During their first video conference on Friday, IMF head Kristalina Georgieva and Argentina’s next president-elect Javier Milei talked about the economic problems facing their country.
Since the government of former president Mauricio Macri requested financial assistance in 2018, Argentina and the IMF have maintained a $44 billion credit agreement.
The loan was renegotiated by the departing Alberto Fernandez administration, but Argentina struggled to satisfy the IMF requirements this year because to the severe drought and the recession that followed the Covid-19 outbreak.
“Today I had an excellent conversation with the director of the IMF, @KGeorgieva, in which we talked about the great economic challenge facing our country,” Milei said on X, formerly known as Twitter.
“I told her about different aspects of our fiscal adjustment plan and our monetary program. The Fund was collaborative in finding the structural solutions that Argentina needs.”

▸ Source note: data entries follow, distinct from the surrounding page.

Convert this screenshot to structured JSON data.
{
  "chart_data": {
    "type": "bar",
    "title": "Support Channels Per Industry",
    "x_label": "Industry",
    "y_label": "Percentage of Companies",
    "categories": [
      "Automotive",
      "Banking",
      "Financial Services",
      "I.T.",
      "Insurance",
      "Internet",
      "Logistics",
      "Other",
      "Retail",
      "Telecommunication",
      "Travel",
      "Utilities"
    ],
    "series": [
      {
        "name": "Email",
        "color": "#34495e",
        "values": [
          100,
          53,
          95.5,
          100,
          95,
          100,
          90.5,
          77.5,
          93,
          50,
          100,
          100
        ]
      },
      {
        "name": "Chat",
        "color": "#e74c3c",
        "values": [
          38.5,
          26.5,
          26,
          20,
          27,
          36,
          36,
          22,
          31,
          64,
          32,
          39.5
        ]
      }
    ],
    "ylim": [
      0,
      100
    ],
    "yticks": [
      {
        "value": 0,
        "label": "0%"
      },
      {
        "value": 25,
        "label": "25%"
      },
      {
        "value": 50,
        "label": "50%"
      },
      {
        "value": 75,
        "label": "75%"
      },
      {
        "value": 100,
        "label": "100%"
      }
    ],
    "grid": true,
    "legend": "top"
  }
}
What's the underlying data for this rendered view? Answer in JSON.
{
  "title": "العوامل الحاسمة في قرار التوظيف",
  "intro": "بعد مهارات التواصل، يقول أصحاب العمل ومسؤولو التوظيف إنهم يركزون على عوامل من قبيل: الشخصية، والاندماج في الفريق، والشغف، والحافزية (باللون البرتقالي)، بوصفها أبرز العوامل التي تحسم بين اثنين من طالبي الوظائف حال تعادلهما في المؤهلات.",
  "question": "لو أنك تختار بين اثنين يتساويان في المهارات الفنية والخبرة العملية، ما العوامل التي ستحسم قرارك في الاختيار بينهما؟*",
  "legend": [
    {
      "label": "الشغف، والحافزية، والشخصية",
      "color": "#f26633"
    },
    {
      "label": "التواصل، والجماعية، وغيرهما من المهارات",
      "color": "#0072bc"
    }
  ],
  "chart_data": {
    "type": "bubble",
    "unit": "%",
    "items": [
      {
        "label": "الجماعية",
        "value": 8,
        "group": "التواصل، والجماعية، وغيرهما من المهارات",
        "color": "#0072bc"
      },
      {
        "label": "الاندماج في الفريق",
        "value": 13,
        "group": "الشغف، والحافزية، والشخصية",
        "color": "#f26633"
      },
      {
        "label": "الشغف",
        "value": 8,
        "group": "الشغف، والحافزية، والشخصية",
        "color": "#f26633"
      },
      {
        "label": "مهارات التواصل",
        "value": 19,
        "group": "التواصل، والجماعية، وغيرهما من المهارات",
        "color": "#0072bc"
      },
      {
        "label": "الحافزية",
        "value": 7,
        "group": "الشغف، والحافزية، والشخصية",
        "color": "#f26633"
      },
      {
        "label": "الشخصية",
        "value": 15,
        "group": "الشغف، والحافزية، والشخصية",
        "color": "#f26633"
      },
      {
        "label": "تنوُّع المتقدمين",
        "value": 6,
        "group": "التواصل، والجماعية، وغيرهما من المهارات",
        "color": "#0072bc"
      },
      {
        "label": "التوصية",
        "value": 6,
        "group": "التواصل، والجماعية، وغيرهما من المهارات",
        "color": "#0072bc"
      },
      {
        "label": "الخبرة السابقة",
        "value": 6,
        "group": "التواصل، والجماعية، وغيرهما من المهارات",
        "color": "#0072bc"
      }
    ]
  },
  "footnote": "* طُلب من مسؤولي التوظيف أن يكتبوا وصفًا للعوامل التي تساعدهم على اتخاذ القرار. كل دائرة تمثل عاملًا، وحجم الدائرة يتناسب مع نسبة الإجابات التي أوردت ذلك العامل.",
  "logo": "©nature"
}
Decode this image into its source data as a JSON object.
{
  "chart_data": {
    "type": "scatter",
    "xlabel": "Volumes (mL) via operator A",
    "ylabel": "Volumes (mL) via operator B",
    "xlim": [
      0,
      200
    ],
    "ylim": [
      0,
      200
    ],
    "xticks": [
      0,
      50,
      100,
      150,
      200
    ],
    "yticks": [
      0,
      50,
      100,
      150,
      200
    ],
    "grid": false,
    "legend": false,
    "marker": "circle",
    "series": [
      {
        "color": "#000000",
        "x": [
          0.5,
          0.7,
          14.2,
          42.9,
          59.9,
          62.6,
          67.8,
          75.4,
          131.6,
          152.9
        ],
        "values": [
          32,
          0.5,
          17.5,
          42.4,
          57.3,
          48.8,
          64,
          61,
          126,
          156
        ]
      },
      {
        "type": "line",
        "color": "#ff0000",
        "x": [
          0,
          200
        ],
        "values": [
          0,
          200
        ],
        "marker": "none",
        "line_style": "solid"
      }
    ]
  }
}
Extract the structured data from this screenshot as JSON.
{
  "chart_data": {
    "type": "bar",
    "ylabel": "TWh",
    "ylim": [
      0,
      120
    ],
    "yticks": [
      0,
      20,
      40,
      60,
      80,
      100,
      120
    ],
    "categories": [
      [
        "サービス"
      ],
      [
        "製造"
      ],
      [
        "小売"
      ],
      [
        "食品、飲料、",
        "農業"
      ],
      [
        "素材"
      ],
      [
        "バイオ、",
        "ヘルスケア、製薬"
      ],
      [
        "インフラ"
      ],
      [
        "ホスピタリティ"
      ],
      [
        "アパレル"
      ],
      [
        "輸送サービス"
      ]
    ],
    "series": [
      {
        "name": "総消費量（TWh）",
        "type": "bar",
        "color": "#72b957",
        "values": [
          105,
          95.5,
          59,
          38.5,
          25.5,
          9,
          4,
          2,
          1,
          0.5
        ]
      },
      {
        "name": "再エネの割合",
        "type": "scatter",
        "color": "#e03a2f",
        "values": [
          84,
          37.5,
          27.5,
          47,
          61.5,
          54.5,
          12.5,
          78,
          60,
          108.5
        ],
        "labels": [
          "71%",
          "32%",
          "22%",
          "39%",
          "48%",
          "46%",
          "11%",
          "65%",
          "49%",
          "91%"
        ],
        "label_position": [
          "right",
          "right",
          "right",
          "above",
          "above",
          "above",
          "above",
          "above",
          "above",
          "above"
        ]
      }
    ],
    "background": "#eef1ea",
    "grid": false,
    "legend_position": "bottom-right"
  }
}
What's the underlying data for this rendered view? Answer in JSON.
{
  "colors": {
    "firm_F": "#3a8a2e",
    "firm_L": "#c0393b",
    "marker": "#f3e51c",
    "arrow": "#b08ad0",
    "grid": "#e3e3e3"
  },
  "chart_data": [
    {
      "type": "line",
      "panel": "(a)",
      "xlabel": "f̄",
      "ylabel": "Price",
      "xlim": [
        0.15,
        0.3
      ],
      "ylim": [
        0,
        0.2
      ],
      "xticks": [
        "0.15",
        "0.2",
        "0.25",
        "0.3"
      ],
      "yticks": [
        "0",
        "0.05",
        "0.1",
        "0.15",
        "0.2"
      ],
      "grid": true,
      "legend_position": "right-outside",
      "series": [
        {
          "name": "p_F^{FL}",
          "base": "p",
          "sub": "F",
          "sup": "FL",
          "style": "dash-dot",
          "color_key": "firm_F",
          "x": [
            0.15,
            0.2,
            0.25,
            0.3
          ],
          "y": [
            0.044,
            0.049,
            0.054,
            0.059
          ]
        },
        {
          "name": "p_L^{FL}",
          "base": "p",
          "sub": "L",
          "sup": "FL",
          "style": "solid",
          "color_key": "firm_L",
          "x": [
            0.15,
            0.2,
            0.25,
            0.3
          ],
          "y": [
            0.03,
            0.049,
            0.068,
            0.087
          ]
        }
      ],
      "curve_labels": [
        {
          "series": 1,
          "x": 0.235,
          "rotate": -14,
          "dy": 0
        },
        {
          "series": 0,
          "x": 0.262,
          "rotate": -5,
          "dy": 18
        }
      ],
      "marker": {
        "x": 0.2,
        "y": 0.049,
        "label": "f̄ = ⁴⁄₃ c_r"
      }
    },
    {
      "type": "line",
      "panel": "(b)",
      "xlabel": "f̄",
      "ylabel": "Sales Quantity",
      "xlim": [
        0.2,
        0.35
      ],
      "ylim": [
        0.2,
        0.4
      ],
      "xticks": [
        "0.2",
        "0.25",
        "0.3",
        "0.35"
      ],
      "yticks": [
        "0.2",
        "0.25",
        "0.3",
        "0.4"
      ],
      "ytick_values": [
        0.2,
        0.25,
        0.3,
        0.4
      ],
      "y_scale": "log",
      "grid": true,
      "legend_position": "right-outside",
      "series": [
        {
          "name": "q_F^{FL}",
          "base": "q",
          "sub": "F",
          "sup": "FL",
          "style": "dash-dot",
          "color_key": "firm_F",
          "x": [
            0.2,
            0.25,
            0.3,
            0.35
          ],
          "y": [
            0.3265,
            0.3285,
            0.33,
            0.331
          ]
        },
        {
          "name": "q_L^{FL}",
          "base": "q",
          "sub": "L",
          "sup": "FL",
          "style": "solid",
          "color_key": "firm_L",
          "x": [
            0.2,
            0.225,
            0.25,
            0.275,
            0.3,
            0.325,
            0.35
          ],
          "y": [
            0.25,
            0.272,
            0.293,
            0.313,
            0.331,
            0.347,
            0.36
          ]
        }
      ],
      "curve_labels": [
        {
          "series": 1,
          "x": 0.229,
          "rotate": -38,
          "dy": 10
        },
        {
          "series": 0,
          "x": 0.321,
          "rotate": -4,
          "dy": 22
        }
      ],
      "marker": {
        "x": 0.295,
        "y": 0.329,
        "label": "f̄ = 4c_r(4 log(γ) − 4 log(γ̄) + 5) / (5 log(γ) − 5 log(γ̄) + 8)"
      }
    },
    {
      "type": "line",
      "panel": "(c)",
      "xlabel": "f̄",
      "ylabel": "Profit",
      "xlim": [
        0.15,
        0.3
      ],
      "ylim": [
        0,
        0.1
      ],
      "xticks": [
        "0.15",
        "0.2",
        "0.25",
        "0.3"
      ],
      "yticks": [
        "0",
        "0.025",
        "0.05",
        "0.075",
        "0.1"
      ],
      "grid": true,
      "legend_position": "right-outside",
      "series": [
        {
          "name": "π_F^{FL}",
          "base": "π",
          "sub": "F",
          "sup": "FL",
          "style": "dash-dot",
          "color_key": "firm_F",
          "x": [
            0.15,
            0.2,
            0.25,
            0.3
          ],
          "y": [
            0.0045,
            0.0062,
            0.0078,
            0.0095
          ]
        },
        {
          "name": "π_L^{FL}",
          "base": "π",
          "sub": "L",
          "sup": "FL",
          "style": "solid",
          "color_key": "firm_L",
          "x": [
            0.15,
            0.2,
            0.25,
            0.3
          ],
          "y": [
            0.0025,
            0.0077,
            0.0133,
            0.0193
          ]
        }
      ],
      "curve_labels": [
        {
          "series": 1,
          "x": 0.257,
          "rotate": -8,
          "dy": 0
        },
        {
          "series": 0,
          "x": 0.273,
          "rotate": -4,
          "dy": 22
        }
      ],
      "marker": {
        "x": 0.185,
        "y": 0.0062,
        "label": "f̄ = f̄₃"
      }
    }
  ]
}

During the campaign, libertarian outsider Milei pledged to significantly reduce public spending as part of a plan that also included dollarizing the Argentine economy and dismantling the national bank.
Later on, he softened some of his language, but it was unclear what his true intentions were.
On X, Georgieva stated that she had talked with Milei on “the decisive policy actions needed and the significant challenges for Argentina’s economy.”
“The IMF is committed to support efforts to durably reduce inflation, improve public finances, and raise private-sector-led growth,” she said.
Argentina’s annual rate of inflation is over 140 percent and 40 percent of the population lives in poverty.